We discussed the signs and symptoms of stress and spoke of our own personal bugbears in modern life – everything from call centres and IT issues to the length of the queue at a supermarket checkout and too many emails.

I found it particularly interesting that when we are stressed, our bodies naturally crave stimulants such as refined sugar, nicotine, caffeine and alcohol. Once this would have made sense – if you were in a fight or hunting an animal (or being hunted), stimulants would have helped you to survive that battle. But since many of us spend days, weeks, months or even years being stressed, relying on stimulants is not a recipe for living a long life.

In another analogy, Shah compared the body movements and facial expressions of a sprinter and a marathon runner – and then reminded us that life was a marathon rather than a sprint.

Having recognised what stress is, why it is not quite the positive motivator I had previously thought (although I still had two coffees in ten minutes and noticed that others were smoking outside), we started with some practical techniques to relieve it, some of which can be performed at your desk. These ranged from breathing exercises to positive visualisations and stretches. None of them were too ridiculous, although a few I would only attempt at home or in a hotel room rather than in the office or during a breakout period at a conference. 
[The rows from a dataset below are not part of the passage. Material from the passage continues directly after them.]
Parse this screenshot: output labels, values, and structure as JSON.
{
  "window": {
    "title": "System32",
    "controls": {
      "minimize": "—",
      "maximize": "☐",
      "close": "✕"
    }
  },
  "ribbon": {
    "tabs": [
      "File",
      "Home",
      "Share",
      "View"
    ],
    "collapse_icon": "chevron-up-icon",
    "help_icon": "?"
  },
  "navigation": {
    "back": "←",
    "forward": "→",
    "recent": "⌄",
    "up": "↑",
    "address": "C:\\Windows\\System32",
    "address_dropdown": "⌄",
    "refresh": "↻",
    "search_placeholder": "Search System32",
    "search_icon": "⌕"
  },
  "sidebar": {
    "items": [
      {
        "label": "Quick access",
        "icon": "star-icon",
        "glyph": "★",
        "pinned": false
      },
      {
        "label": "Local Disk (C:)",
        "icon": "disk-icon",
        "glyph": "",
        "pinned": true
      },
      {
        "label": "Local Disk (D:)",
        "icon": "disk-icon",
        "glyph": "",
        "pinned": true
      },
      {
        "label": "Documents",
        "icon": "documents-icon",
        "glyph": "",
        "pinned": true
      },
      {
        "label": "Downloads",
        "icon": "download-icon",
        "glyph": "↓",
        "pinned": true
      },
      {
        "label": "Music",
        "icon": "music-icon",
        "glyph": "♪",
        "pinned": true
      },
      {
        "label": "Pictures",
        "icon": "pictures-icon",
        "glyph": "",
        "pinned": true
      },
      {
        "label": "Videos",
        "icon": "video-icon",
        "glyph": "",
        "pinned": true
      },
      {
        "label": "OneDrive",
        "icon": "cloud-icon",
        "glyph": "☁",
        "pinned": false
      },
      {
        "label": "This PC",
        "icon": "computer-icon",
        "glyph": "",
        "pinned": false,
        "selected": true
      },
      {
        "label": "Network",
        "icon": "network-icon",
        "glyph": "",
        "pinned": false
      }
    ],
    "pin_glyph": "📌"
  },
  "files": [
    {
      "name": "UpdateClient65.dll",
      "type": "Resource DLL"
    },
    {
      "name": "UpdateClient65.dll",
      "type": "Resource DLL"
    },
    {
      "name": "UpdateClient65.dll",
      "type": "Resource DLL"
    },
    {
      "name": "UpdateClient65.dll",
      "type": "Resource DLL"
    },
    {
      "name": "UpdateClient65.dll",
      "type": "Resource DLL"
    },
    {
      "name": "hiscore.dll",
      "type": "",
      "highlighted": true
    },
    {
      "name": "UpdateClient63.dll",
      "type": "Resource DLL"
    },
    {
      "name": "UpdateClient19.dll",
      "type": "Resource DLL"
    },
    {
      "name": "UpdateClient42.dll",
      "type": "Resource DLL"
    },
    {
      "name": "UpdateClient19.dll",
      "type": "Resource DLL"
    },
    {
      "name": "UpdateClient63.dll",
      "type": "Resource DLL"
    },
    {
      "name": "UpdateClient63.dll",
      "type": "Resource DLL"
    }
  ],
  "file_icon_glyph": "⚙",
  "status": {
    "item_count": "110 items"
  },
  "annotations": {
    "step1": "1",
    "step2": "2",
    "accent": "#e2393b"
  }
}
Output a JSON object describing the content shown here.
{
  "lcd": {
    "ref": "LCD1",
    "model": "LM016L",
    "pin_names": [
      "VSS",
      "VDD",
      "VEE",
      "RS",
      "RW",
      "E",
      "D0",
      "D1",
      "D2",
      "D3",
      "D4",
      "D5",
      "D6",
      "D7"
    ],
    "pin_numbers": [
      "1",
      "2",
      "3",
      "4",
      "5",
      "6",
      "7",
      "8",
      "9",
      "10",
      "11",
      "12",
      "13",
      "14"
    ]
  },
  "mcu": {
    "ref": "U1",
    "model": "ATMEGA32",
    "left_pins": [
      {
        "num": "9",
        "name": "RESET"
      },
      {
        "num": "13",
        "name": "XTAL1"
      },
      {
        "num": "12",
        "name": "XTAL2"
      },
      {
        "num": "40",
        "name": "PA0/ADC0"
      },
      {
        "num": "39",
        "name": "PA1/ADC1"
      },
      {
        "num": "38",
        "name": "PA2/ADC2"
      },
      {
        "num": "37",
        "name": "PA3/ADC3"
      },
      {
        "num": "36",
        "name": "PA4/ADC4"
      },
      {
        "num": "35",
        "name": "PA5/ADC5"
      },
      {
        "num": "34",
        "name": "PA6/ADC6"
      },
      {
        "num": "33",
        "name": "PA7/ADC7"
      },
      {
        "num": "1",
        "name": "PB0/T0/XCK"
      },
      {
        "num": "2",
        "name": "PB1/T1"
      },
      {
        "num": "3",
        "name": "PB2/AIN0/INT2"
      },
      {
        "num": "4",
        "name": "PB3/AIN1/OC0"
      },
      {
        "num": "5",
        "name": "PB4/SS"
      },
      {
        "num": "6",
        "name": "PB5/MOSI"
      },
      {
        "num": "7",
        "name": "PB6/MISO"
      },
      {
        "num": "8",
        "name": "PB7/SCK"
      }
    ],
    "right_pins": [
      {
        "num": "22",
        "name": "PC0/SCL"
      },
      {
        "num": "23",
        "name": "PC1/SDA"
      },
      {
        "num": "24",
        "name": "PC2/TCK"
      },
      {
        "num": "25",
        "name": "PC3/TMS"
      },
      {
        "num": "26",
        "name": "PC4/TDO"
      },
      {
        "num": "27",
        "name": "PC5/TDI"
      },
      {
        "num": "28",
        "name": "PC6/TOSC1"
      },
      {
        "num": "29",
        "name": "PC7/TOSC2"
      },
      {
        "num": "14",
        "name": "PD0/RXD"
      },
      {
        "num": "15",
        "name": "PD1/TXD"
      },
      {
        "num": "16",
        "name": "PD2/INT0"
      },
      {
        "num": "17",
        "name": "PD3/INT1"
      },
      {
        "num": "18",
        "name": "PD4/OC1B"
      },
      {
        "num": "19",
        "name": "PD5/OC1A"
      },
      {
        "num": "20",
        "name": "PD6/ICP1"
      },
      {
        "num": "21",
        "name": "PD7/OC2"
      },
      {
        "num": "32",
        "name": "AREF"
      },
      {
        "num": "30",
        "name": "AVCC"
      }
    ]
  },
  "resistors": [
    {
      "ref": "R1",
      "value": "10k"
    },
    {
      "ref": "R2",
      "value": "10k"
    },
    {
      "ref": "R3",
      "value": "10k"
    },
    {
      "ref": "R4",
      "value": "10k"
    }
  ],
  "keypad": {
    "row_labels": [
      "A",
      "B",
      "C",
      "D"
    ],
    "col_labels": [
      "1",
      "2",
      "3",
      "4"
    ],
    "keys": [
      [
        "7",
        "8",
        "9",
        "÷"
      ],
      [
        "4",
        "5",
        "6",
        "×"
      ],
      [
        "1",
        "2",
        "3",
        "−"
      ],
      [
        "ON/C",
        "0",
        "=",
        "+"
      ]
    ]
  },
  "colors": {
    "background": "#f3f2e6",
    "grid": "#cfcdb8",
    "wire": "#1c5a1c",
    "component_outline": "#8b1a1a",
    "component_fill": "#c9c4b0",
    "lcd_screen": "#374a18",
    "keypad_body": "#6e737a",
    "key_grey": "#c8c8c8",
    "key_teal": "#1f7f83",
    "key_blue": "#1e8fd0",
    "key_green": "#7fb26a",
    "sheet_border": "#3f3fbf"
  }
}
After three hours or so, the hard bit came to an end and we had an excellent Thai meal in the spa’s Zen Garden restaurant, then spent the whole afternoon relaxing in the Senspa hydrotherapy area – there was a pool, tepidarium (moderately warm room), laconicum (dry sweating room), herbal sauna, crystal steam room, experience showers and an ice room. The highlight was a one-hour treatment, which you could choose from a range of tempting options – I had an anti-stress massage and fell asleep a couple of times, which meant it must have worked.

I left mid-afternoon, not having time to try the gym as I had to get back to London for an evening function. My newly acquired knowledge and techniques were tested head-on when I arrived late and had to listen to the two accountants sitting opposite arguing over the figures on their laptop, and watch another guy treat the table as his own kitchen as he peeled various bits of fruit and left anything inedible strewn around. I just about held it together, but right now, even the memory of it has me taking deep, slow breaths.

? Careys Manor Hotel and Senspa, Lyndhurst Road, Brockenhurst, Hampshire; tel +44 (0)1590 625 217; senspa.co.uk
? Cost is £351 per person. Book five or more delegates for £292 per person. Maximum number of participants is 20.
? Dates: September 23 and December 1, from 9.30am-5.30pm. Bespoke corporate days can be arranged – tel +44 (0)1590 625 218.

Help at hand

The not-for-profit Stress Management Society (SMS) was formed in 2003 by a team of healthcare and professional consultants. It provides individuals and employers with information, advice and support on stress, well-being and mental health issues.

The SMS is dedicated to helping people tackle stress at work and at home using holistic techniques for natural stress management. It publishes a free guide and a regular newsletter, while factsheets on its website offer free downloadable stress recognition and management tools.

The SMS team provides consultancy, staff training, event organisation and stress management services. It also offers an employee assistance programme (EAP) and counselling services, and has recently launched an online health assessment and stress-coaching tool.

SMS delivers its services in accordance with Health and Safety Executive stress management standards. Its team works with companies in both the public and private sectors, offering everything from simple advice to company-wide stress audits. Clients have included Allianz Insurance, City of London, Shell, the NHS, the Home Office and the Football Association.